Entre gargalhadas e assombro, fui percorrendo os conselhos que eram publicados nas revistas femininas dos anos 1950 e 1960 e voltados às jovens daquela época. Alguns deles estão reproduzidos Na Folha Online de 11 out. 2017. Não há como ler e não pensar em uma diversidade de comentários a cada um deles.
– Não se deve irritar o homem com ciúmes e dúvidas. (Jornal das Moças, 1957)
Fiquei pensando: e se o homem se irritasse sozinho? E se ele fosse ciumento e se irritasse facilmente? Ah, claro! Agora entendi: a culpa seria sempre da mulher.
– Se desconfiar da infidelidade do marido, a esposa deve redobrar seu carinho e provas de afeto. (Revista Claudia, 1962)
Nuossa! Como é mesmo? Ah, sim! Entendi: era uma época em que o casamento era o emprego para a mulher. Assim como hoje, quando percebemos o risco de demissão, redobramos nossa carga de trabalho e dedicação.
– A desordem em um banheiro desperta no marido a vontade de ir tomar banho fora de casa. (Jornal das Moças, 1945)
Em outras palavras: quando o marido sair do banho e deixar o banheiro em desordem, a mulher deve arrumá-lo imediatamente!
– A mulher deve fazer o marido descansar nas horas vagas, nada de incomodá-lo com serviços domésticos. (Jornal das Moças, 1959)
Até que faz sentido… Se o homem era o cavalo que carregava o peso da subsistência para dentro de casa, não faria sentido desgastá-lo para carregar um balde de água da lavanderia para a cozinha, não é mesmo?
– Se o seu marido fuma, não arrume briga pelo simples fato de cair cinzas no tapete. Tenha cinzeiros espalhados por toda casa. (Jornal das Moças, 1957)
Sabe o que essa recomendação me fez lembrar? A recomendação que nos dão quanto aos nossos pets: “se o seu gato faz xixi pela casa, não brigue com ele. Espalhe caixinhas de areia por todos os cantos”.

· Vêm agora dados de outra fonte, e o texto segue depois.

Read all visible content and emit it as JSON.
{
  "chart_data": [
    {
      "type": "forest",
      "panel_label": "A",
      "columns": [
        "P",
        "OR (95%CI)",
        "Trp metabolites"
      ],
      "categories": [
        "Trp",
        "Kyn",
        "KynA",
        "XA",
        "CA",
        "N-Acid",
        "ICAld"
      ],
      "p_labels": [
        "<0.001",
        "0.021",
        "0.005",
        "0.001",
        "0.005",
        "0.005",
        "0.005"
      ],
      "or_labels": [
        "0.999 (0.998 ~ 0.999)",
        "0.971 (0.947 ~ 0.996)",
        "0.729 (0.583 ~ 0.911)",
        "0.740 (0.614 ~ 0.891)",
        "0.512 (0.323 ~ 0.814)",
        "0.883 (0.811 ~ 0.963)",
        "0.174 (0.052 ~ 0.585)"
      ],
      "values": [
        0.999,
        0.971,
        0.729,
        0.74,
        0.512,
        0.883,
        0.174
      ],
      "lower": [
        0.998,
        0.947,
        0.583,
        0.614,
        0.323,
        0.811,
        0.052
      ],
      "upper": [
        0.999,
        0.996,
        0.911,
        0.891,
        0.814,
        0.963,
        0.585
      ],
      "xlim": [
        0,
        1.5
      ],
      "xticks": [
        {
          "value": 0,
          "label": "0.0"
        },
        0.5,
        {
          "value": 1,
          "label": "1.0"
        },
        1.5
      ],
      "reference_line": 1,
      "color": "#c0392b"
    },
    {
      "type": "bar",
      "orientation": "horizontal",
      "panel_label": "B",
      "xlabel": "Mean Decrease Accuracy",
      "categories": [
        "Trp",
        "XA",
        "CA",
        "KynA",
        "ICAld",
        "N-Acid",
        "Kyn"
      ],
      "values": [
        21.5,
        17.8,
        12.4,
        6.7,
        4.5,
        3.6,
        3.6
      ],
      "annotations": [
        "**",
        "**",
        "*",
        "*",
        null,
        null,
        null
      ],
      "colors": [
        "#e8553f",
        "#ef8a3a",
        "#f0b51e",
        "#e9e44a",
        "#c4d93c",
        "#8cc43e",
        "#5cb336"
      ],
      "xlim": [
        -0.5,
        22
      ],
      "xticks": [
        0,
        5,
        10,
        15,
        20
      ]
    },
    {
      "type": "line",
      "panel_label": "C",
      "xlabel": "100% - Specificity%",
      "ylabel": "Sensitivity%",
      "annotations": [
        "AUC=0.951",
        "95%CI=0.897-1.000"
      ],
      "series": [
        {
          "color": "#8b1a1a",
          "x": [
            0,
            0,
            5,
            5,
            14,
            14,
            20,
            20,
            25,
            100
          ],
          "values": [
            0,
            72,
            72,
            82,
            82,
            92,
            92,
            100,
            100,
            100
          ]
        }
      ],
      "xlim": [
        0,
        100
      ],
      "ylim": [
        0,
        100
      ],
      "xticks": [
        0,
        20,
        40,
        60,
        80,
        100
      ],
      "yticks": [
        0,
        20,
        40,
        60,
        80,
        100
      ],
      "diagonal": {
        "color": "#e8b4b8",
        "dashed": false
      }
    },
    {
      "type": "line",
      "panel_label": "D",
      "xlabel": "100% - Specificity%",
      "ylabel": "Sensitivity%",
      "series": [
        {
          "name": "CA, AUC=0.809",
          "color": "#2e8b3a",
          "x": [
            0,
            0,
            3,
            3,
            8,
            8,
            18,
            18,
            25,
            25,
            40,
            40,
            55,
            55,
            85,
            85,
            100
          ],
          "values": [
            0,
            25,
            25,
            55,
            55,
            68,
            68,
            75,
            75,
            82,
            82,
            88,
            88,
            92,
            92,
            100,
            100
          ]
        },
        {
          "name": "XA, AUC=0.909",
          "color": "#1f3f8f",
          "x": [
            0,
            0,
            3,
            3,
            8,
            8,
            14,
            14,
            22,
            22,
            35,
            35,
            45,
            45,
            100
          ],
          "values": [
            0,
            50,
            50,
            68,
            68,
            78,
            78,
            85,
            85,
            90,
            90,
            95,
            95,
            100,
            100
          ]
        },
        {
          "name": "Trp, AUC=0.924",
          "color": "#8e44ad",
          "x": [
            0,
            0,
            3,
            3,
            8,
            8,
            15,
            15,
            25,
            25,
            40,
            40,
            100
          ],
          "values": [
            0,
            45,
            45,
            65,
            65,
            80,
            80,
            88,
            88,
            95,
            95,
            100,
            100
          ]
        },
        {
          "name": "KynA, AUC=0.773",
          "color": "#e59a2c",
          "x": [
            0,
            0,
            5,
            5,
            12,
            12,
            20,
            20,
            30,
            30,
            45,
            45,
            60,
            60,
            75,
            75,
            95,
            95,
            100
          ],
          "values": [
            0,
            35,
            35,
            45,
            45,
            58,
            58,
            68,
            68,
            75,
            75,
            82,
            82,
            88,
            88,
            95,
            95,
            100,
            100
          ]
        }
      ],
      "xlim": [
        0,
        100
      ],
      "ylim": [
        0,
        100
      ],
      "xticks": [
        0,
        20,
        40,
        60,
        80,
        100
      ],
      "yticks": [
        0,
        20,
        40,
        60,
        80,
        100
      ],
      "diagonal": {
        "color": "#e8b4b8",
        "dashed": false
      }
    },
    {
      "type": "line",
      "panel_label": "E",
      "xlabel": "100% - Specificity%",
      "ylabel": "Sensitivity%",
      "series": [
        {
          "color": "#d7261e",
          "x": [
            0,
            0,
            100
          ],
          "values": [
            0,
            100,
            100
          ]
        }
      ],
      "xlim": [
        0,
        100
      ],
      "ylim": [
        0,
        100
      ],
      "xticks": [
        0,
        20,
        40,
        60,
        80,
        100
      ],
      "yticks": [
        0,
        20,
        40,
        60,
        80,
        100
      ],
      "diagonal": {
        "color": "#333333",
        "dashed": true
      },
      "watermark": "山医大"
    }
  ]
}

– A mulher deve estar ciente de que dificilmente um homem pode perdoar uma mulher por não ter resistido às experiências pré-nupciais, mostrando que era perfeita e única, exatamente como ele a idealizara. (Revista Claudia, 1962)
Um dos traços da transação comercial caracterizada pelo casamento (principalmente naquela época): a garantia do produto lacrado.
– Mesmo que um homem consiga divertir-se com sua namorada ou noiva, na verdade ele não irá gostar de ver que ela cedeu. (Revista Querida,1954)
Parece-me que os homens se divertiam tentando se divertir com as mulheres. E, se conseguissem se divertir, deixava de ficar divertido. Puxa, que complicado!
– O noivado longo é um perigo. (Revista Querida, 1953)
Hoje, continua sendo perigoso: conhecer demais o outro pode nos levar a não querer muita convivência…
– É fundamental manter sempre a aparência impecável diante do marido. (Jornal da Moças, 1957)
Olha, na verdade, acho que isso deveria valer até hoje, em reciprocidade. Ninguém merece ver o amor de sua vida com moleton e crocks.
Por mais que os movimentos feministas já tenham conquistado muitos direitos às mulheres, sei que ainda temos, na cultura brasileira, fortíssimas reminiscências do machismo e do patriarcalismo. Então, fiquei curiosa para saber como seriam as reações dos brasileiros – conforme idade, gênero, regionalidade e classe social – aos conselhos no Jornal das Moças; coluna publicada na Revista Cláudia e na Revista Querida dos anos 1940, 1950 e 1960.
Qual é a sua reação ao ler as recomendações apresentadas? Que tal escrever ao Confrariando e registrar seu comentário?
Eu acho que não se pode deixar de levar em conta o contexto cultural da época. Não estou dizendo que fosse certo, mas não dá para voltar no tempo e falar para o Pizarro que os Incas tinham direitos humanos, que ele devia respeitar a cultura deles...Imaginou a cara do Pizarro? Sempre o foco foi no conquistar e essa é a vitória. Os bravos defensores? Só são chamados de bravos porque a derrota soou como vitória da coragem, não? Uma mulher conquistar um homem? Kd a vitória? Quem é a mulher para tirar do homem essa sensação? Fico pensando na mulher querendo divertir-se também, mas contendo-se, submetida ao conceito dúbio de divertimento do homem. O conquistador.
A cultura: a mãe do atar e do desatar... Ela deve sim sempre ser vista porque está sempre nos vendo. Os jogos entre sexos são antiquíssimos e, não por isso, deixam de ser questionáveis. Até que ponto é saudável nos divertirmos em função do outro...? Pois é, caríssimo Jaylei: as reflexões devem ser feitas com coragem e discernimento.